Gerne wäre ich beim Hören von Cake & Milk – Summer of Love in Paris in einem immerwährenden visuellen Loop aus fallendem, goldenem Herbstlaub im Vordergrund und Eiffelturm weichgezeichnet mit 2 Pixel) bei grauem Wetter im Hintergrund gefangen gewesen…


In den Köpfen der Compilation-Produzenten scheint Paris nun langsam Ibiza den Rang abzulaufen.
Vielleicht sind diese aber auch nur als erstes daraufgekommen, dass Chillen und Sonne zwar in einem unmittelbaren Zusammenhang stehen, aber nicht Chillen immer zwingend auf halbtotfeiern folgen muss.
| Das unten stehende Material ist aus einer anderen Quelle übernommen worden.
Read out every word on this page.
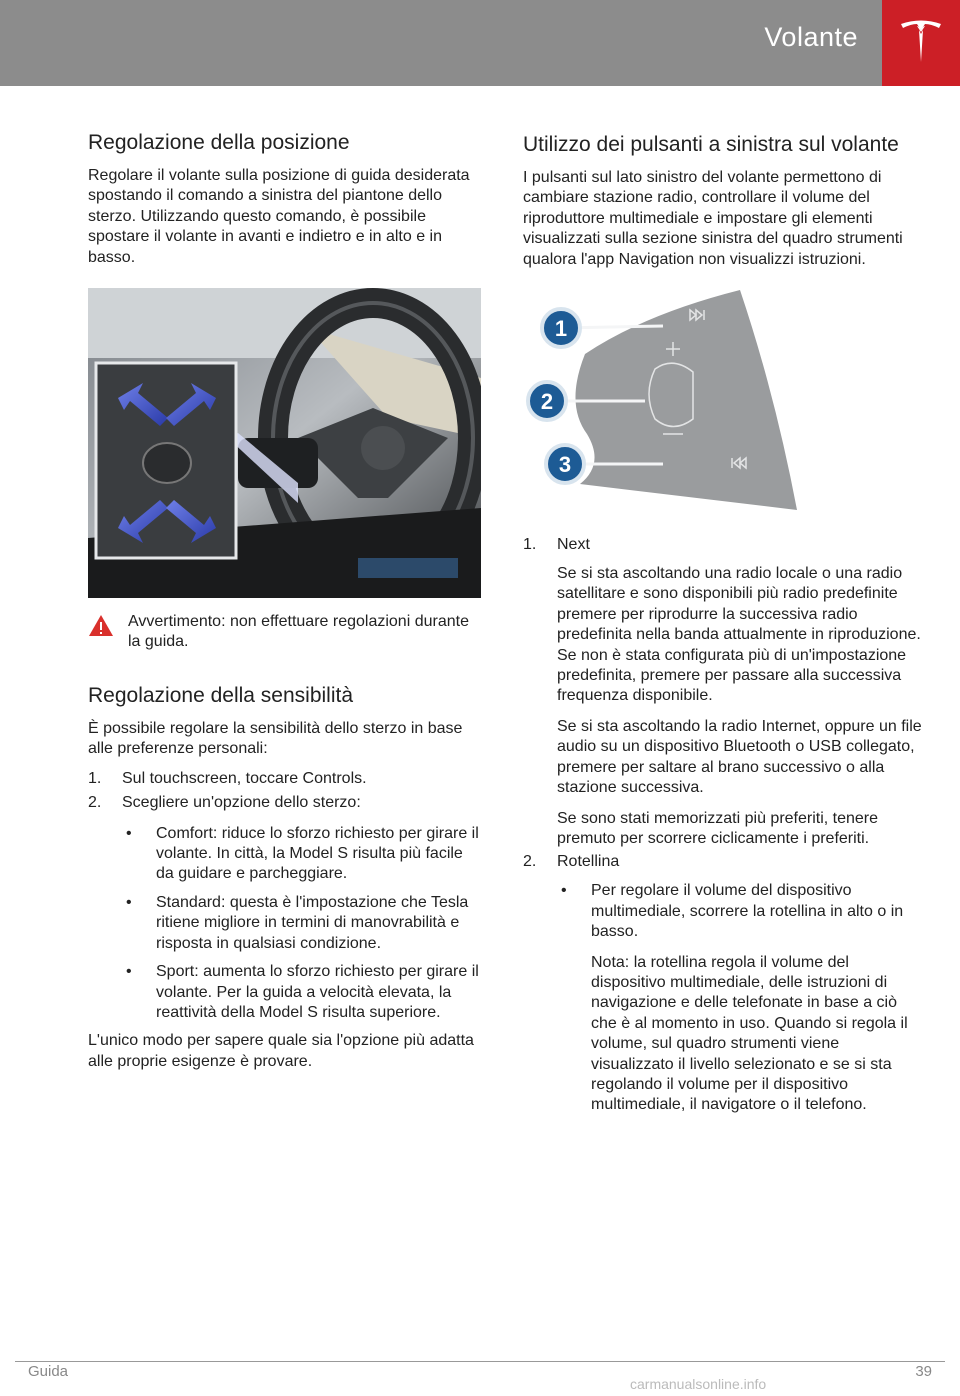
Volante
Regolazione della posizione

Regolare il volante sulla posizione di guida desiderata spostando il comando a sinistra del piantone dello sterzo. Utilizzando questo comando, è possibile spostare il volante in avanti e indietro e in alto e in basso.

Avvertimento: non effettuare regolazioni durante la guida.

Regolazione della sensibilità

È possibile regolare la sensibilità dello sterzo in base alle preferenze personali:

1. Sul touchscreen, toccare Controls.
2. Scegliere un'opzione dello sterzo:
• Comfort: riduce lo sforzo richiesto per girare il volante. In città, la Model S risulta più facile da guidare e parcheggiare.
• Standard: questa è l'impostazione che Tesla ritiene migliore in termini di manovrabilità e risposta in qualsiasi condizione.
• Sport: aumenta lo sforzo richiesto per girare il volante. Per la guida a velocità elevata, la reattività della Model S risulta superiore.

L'unico modo per sapere quale sia l'opzione più adatta alle proprie esigenze è provare.

Utilizzo dei pulsanti a sinistra sul volante

I pulsanti sul lato sinistro del volante permettono di cambiare stazione radio, controllare il volume del riproduttore multimediale e impostare gli elementi visualizzati sulla sezione sinistra del quadro strumenti qualora l'app Navigation non visualizzi istruzioni.

1
2
3
1. Next

Se si sta ascoltando una radio locale o una radio satellitare e sono disponibili più radio predefinite premere per riprodurre la successiva radio predefinita nella banda attualmente in riproduzione. Se non è stata configurata più di un'impostazione predefinita, premere per passare alla successiva frequenza disponibile.

Se si sta ascoltando la radio Internet, oppure un file audio su un dispositivo Bluetooth o USB collegato, premere per saltare al brano successivo o alla stazione successiva.

Se sono stati memorizzati più preferiti, tenere premuto per scorrere ciclicamente i preferiti.

2. Rotellina
• Per regolare il volume del dispositivo multimediale, scorrere la rotellina in alto o in basso.

Nota: la rotellina regola il volume del dispositivo multimediale, delle istruzioni di navigazione e delle telefonate in base a ciò che è al momento in uso. Quando si regola il volume, sul quadro strumenti viene visualizzato il livello selezionato e se si sta regolando il volume per il dispositivo multimediale, il navigatore o il telefono.

Guida	39
carmanualsonline.info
Also ein wenig weg vom Dauer-Party-Ibiza-Sun-Style hin zu ein wenig mehr zulässiger Melancholie im Chill-Sound, gepaart mit einigen etwas schnelleren Tunes, die man bestens vertragen kann, da man ja nur entspannt und nicht eine musikalische Erstversorgung nach einer Total-Feier-Lähmung benötigt.

Welcher Ort läge als Chilllocation also näher als Paris.
Die Stadt, die angeblich immer schon für die schönen Dinge des Lebens der richtige Ort war.
Nach der soft-housigen A lovely weekend in Paris-Compilation erscheint nun auf dem Label Koati mit Cake & Milk – Summer of love in Paris ein weitere CD als Hommage an die Stadt an der Seine als Entspannungsfixpunkt.

Musikalisch hat Cake & Milk zwar wenig bis rein gar nichts mit Paris oder Frankreich zu tun, aber das Gefühl, dass die größtenteils sehr sanften Mixe dieser Compilations vermitteln, lehnt sich schon stark an den Subtitle der Scheibt Summer of Love in Paris an.

Ein schönes Gefühl – einige schöne Gedanken eben – in Paris hätte es durchaus passiert sein können – wäre denkbar. Die Gedanken an eine wunderbare Zeit bei denen ein wenig Melancholie genüsslich mitschwingt. Perfekter Sound für den Spätherbst und Cake & Milk erscheint passend dazu Ende Oktober.

Wer nun denkt er findet den Hardcore-Chill-Sound, der irrt. Cake & Milk enthällt neben warmen chilligen Tönen auch eine Prise HipHop, Dance und mit dem 100% Accoustik-Track Iwotomi des afrikanischen Musikers Hadja Kouyate auch ein wenig Weltmusik. World of Apples, Russ Gabriel, Dee Nasty, Jeff Sharel und Charles Webster, sie alle tragen mit ihren Produktionen dazu bei dieses wunderbare Gefühl zu erzeugen.

Eine Scheibe für die schönen Gedanken in euch, für melancholische Gefühle als Genussmittel, für losgelöste Erinnerungen, für ein wenig nachdenken und für ein wenig Mensch sein, glücklich sein, sich selbst geniessen – allein oder gemeinsam.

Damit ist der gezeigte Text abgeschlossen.